Compute Ripley’s K Function: This function examines whether calls for noise complaints are more or less clustered/dispersed then they would be if randomly distributed.
par(mfrow=c(1,1))
knoise <-Kest(noise_ppp, correction = "border")
knoise.env <- envelope(noise_ppp, Kest, correction = "border")
## Generating 99 simulations of CSR ...
## 1, 2, 3, 4, 5, 6, 7, 8, 9, 10, 11, 12, 13, 14, 15, 16, 17, 18, 19, 20, 21, 22, 23, 24, 25, 26, 27, 28, 29, 30, 31, 32, 33, 34, 35, 36, 37, 38,
## 39, 40, 41, 42, 43, 44, 45, 46, 47, 48, 49, 50, 51, 52, 53, 54, 55, 56, 57, 58, 59, 60, 61, 62, 63, 64, 65, 66, 67, 68, 69, 70, 71, 72, 73, 74, 75, 76,
## 77, 78, 79, 80, 81, 82, 83, 84, 85, 86, 87, 88, 89, 90, 91, 92, 93, 94, 95, 96, 97, 98, 99.
##
## Done.
plot(knoise, main="Noise Complains K-function")
plot(knoise.env)
The dotted red line represents a random distribution. 911 calls for noise complains are represented by the thin black line. Because the line representing out data is above the dotted red line, it can be said that there is distinct clustering.

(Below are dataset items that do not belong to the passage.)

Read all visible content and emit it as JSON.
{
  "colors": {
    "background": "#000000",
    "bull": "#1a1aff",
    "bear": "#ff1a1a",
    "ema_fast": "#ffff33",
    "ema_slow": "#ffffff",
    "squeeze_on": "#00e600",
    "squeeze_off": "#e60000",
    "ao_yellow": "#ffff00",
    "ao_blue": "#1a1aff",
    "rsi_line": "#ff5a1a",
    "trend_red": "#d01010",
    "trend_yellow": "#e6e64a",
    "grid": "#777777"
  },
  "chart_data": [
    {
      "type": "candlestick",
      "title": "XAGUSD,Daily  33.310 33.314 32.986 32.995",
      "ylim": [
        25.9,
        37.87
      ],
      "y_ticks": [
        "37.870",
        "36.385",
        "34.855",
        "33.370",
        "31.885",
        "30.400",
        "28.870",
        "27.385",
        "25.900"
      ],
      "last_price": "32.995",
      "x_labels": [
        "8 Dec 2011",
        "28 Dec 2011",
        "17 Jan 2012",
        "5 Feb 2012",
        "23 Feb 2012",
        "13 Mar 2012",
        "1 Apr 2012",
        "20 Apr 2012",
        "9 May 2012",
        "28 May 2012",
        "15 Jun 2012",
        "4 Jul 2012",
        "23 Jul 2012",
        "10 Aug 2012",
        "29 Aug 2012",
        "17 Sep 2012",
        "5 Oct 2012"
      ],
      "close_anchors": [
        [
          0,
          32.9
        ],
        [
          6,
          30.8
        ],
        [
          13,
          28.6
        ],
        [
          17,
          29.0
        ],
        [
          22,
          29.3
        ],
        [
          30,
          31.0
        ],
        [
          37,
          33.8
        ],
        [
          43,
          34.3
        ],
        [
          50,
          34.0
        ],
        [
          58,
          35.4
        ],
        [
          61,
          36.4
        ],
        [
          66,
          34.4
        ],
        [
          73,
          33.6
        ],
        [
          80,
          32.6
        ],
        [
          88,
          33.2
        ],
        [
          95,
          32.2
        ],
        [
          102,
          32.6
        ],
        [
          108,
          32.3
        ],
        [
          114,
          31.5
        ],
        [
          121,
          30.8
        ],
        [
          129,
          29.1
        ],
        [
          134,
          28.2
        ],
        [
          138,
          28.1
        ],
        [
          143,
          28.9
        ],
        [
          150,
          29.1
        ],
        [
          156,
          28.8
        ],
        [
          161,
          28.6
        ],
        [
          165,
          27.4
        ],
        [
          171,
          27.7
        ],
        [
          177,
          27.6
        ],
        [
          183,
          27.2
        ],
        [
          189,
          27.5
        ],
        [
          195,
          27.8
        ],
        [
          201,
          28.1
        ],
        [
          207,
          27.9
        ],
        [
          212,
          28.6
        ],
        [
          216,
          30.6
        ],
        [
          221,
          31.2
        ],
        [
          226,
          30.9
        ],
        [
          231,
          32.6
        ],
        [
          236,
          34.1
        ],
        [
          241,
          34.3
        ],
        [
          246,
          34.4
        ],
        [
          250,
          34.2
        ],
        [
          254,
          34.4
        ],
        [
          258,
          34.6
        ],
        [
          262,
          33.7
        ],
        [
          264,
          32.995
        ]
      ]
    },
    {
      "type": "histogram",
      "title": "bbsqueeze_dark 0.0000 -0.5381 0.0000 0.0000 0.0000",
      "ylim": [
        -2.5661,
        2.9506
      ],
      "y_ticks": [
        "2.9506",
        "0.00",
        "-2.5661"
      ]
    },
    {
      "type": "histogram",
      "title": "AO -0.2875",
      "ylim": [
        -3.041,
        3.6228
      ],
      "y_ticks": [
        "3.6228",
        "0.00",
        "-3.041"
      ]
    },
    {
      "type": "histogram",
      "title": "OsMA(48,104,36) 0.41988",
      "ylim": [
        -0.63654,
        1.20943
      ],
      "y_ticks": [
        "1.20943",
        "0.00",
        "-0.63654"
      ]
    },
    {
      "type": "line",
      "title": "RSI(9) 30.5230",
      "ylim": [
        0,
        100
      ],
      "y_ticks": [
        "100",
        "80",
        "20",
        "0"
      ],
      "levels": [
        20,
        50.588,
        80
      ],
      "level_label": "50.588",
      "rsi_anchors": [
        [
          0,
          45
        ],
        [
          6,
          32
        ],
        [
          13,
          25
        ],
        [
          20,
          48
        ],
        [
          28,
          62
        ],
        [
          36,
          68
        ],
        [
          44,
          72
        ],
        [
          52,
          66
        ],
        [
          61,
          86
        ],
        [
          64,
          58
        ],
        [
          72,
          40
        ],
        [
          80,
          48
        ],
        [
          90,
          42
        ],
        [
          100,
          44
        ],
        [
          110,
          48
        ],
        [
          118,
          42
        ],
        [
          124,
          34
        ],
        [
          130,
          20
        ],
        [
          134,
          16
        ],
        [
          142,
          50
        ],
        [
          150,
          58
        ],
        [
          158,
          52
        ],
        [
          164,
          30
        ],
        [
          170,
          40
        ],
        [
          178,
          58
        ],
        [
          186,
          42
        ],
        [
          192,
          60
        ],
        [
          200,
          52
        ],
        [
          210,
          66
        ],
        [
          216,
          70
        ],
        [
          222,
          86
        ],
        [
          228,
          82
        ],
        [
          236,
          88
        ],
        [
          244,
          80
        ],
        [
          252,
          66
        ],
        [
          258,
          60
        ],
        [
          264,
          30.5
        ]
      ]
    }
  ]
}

Ripley’s K function for keeping the peace calls:
kpeace <-Kest(peace_ppp, correction = "border")
kpeace.env <- envelope(peace_ppp, Kest, correction = "border")

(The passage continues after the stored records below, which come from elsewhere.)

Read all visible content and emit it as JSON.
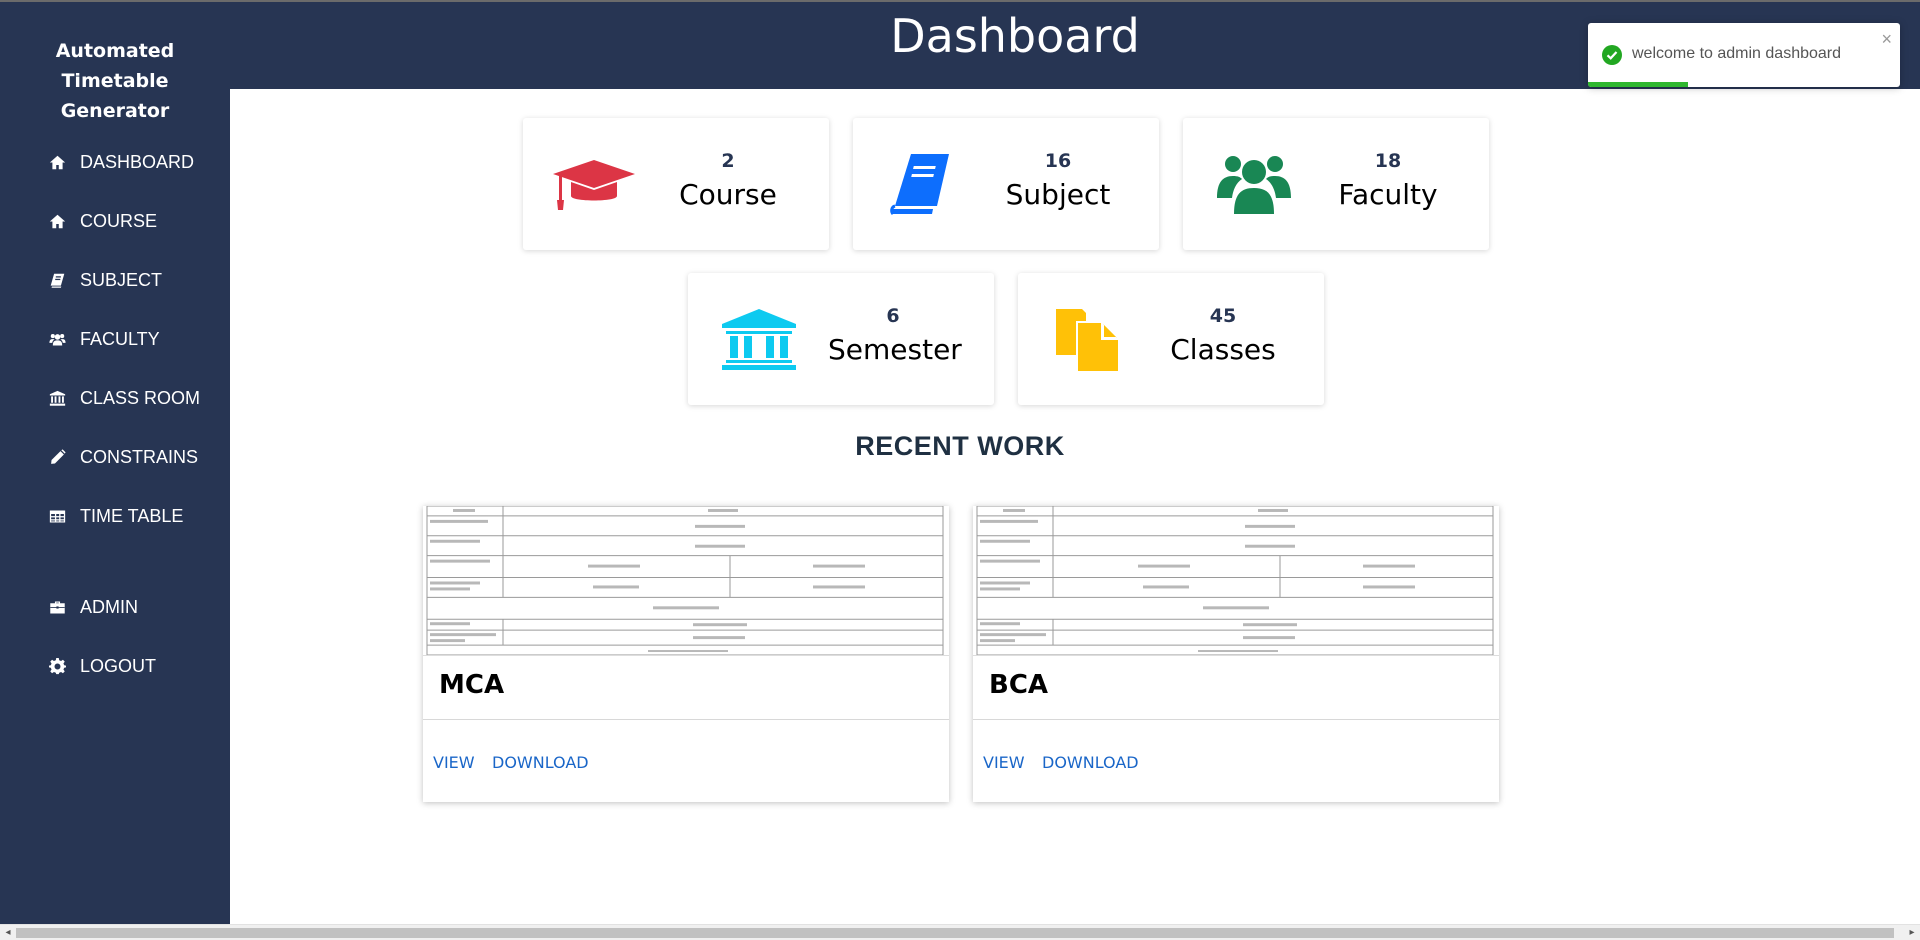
{
  "sidebar": {
    "brand_line1": "Automated Timetable",
    "brand_line2": "Generator",
    "items": [
      {
        "label": "DASHBOARD",
        "icon": "home-icon"
      },
      {
        "label": "COURSE",
        "icon": "home-icon"
      },
      {
        "label": "SUBJECT",
        "icon": "book-icon"
      },
      {
        "label": "FACULTY",
        "icon": "users-icon"
      },
      {
        "label": "CLASS ROOM",
        "icon": "institution-icon"
      },
      {
        "label": "CONSTRAINS",
        "icon": "pencil-icon"
      },
      {
        "label": "TIME TABLE",
        "icon": "table-icon"
      },
      {
        "label": "ADMIN",
        "icon": "briefcase-icon"
      },
      {
        "label": "LOGOUT",
        "icon": "gear-icon"
      }
    ]
  },
  "header": {
    "title": "Dashboard"
  },
  "stats": [
    {
      "value": "2",
      "label": "Course",
      "icon": "graduation-cap-icon",
      "color": "#dc3545"
    },
    {
      "value": "16",
      "label": "Subject",
      "icon": "book-icon",
      "color": "#0d6efd"
    },
    {
      "value": "18",
      "label": "Faculty",
      "icon": "users-icon",
      "color": "#198754"
    },
    {
      "value": "6",
      "label": "Semester",
      "icon": "institution-icon",
      "color": "#0dcaf0"
    },
    {
      "value": "45",
      "label": "Classes",
      "icon": "files-icon",
      "color": "#ffc107"
    }
  ],
  "recent": {
    "title": "RECENT WORK",
    "cards": [
      {
        "name": "MCA",
        "view": "VIEW",
        "download": "DOWNLOAD"
      },
      {
        "name": "BCA",
        "view": "VIEW",
        "download": "DOWNLOAD"
      }
    ]
  },
  "toast": {
    "message": "welcome to admin dashboard",
    "close": "×",
    "progress": 0.32,
    "color": "#2fb72f"
  },
  "colors": {
    "sidebar": "#273553",
    "accent_link": "#1a66c8"
  }
}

## Generating 99 simulations of CSR ...
## 1, 2, 3, 4, 5, 6, 7, 8, 9, 10, 11, 12, 13, 14, 15, 16, 17, 18, 19, 20, 21, 22, 23, 24, 25, 26, 27, 28, 29, 30, 31, 32, 33, 34, 35, 36, 37, 38,
## 39, 40, 41, 42, 43, 44, 45, 46, 47, 48, 49, 50, 51, 52, 53, 54, 55, 56, 57, 58, 59, 60, 61, 62, 63, 64, 65, 66, 67, 68, 69, 70, 71, 72, 73, 74, 75, 76,
## 77, 78, 79, 80, 81, 82, 83, 84, 85, 86, 87, 88, 89, 90, 91, 92, 93, 94, 95, 96, 97, 98, 99.
##
## Done.
plot(kpeace, main="Keeping the Peace K-function")
plot(kpeace.env)
Like with noise complains, there is pronounced clustering with keeping the peace calls.

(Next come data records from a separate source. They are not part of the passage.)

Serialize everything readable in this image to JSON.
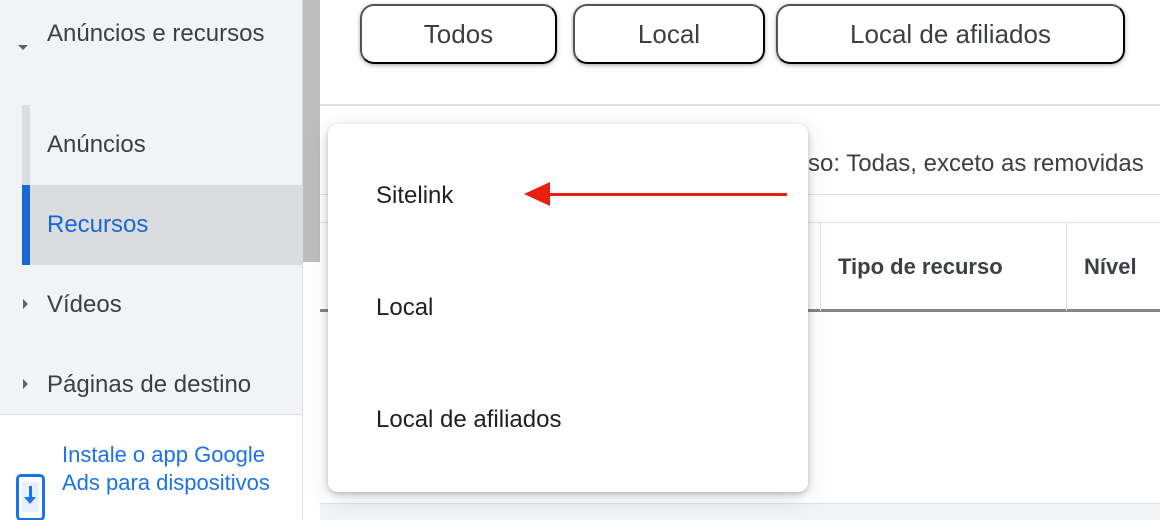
{
  "sidebar": {
    "group": {
      "label": "Anúncios e recursos"
    },
    "sub_items": [
      {
        "label": "Anúncios"
      },
      {
        "label": "Recursos"
      }
    ],
    "items": [
      {
        "label": "Vídeos"
      },
      {
        "label": "Páginas de destino"
      }
    ],
    "install_app": {
      "text": "Instale o app Google Ads para dispositivos"
    }
  },
  "chips": [
    {
      "label": "Todos"
    },
    {
      "label": "Local"
    },
    {
      "label": "Local de afiliados"
    }
  ],
  "filter": {
    "text": "so: Todas, exceto as removidas"
  },
  "table": {
    "headers": [
      "Tipo de recurso",
      "Nível"
    ]
  },
  "menu": {
    "items": [
      {
        "label": "Sitelink"
      },
      {
        "label": "Local"
      },
      {
        "label": "Local de afiliados"
      }
    ]
  },
  "colors": {
    "accent": "#1967d2",
    "annotation_arrow": "#ea1f12"
  },
  "icons": {
    "expand": "caret-down-icon",
    "collapsed": "caret-right-icon",
    "install": "mobile-download-icon",
    "annotation": "red-arrow-icon"
  }
}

Compute a cross-K function to examine if there is a relationship between 911 calls for noise complains and keeping the peace: First step is to re-combine point patterns to same the file and create a subset of the two mark types together:
noisepeace_ppp <- subset(salem_ppp2, marks=="NOISE COMPLAINT" |
marks=="KEEP THE PEACE")
ck.noisepeace <- Kcross(noisepeace_ppp, i="NOISE COMPLAINT",
j="KEEP THE PEACE", correction = "border")
ckenv.noisepeace <- envelope(noisepeace_ppp, Kcross, i="NOISE COMPLAINT",
j="KEEP THE PEACE", correction = "border")
## Generating 99 simulations of CSR ...
## 1, 2, 3, 4, 5, 6, 7, 8, 9, 10, 11, 12, 13, 14, 15, 16, 17, 18, 19, 20, 21, 22, 23, 24, 25, 26, 27, 28, 29, 30, 31, 32, 33, 34, 35, 36, 37, 38,
## 39, 40, 41, 42, 43, 44, 45, 46, 47, 48, 49, 50, 51, 52, 53, 54, 55, 56, 57, 58, 59, 60, 61, 62, 63, 64, 65, 66, 67, 68, 69, 70, 71, 72, 73, 74, 75, 76,
## 77, 78, 79, 80, 81, 82, 83, 84, 85, 86, 87, 88, 89, 90, 91, 92, 93, 94, 95, 96, 97, 98, 99.
##
## Done.
plot(ck.noisepeace)
plot(ckenv.noisepeace)
The nearly 45 degree blackline being much higher then the dotted red line indicates that there is a distinct relationship between the marked point patterns. There is unmistakable clustering between these two call types.
The goal of this analysis is to examine 911 calls in the city of Salem. Calls for noise complains and disturbing the peace are examined using a Kernal Density Estimate and the Ripley’s K Function. The question was posed, are these two types of 911 calls clustered, with the density centered around the Salem State University campus? Through this analysis it has been determined that these two types of 911 calls are strongly clustered. The call density however, is clustered more specifically around the Point neighborhood, although the total pattern of clustering suggests the SSU population does contribute to these calls.